Vertigo - Vertigo & Allergies
Vertigo & Allergies
There are multiple causes of vertigo, which is a true dizziness as opposed to a feeling of imbalance. If vertigo is prolonged, physicians feel obligated to rule out serious disease by doing MRIs or CAT scans of the brain, but the results are most often normal.
Rarely does the patient or physician investigate and recognize a seasonal pattern to these complaints, unless there is a history of multiple recurrences. In my experience as an Environmental physician, many cases of vertigo are caused or associated with sensitivity to seasonal pollens. If sensitivity to tree pollens is a problem, a tendency to develop vertigo may occur in the spring. Likewise, grass pollen sensitivity may provoke summertime occurrences of vertigo, weed pollens may cause difficulty in the fall, and, even Mountain Cedar pollen may provoke sudden episodes around December and January.
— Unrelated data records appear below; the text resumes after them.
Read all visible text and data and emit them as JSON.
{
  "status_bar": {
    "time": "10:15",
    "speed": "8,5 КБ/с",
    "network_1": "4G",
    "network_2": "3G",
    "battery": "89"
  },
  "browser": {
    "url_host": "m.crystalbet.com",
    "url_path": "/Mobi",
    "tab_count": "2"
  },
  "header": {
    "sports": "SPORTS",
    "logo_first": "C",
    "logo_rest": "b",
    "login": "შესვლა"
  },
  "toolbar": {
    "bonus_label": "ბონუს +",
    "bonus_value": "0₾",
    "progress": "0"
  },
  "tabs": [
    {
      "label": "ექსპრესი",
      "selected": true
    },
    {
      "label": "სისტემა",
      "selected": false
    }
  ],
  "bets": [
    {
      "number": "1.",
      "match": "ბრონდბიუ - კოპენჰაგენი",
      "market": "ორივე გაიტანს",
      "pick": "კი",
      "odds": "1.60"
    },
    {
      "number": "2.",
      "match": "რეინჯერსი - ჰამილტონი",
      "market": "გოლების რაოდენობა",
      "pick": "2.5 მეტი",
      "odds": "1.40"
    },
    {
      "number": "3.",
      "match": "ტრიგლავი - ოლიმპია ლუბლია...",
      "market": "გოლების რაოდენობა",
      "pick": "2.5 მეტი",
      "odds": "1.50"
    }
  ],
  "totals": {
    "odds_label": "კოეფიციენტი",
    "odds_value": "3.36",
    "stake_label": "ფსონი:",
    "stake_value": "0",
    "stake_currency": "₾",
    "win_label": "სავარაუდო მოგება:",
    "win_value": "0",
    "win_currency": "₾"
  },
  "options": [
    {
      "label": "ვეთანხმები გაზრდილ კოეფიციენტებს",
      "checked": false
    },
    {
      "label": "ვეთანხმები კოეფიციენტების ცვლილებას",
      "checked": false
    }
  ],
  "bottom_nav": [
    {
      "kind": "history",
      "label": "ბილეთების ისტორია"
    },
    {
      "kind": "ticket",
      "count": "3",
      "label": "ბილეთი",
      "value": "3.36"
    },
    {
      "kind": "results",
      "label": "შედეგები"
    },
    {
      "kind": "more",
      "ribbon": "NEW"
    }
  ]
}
Surprisingly, this dizziness is not associated with the signs and symptoms usually expected of pollen allergy, such as nasal congestion or sneezing.
What also is of great interest is that many cases of vertigo can be controlled by using Dr. Joseph Miller's technique of viral neutralization with the influenza virus vaccine. What this suggests is that when the body is stressed, it compromises the immune system's ability to control many of the ever-present germs that live in our body. In the case of vertigo, the Herpes Simplex Virus (HSV-1) seems to be especially important.
To summarize, the Center for Occupational & Environmental Medicine recognizes that seasonal exacerbation of the Herpes Simplex Virus by multiple pollens is the most common cause of Vertigo. Control of the patient's pollen allergy is an effective way to manage recurrent Vertigo.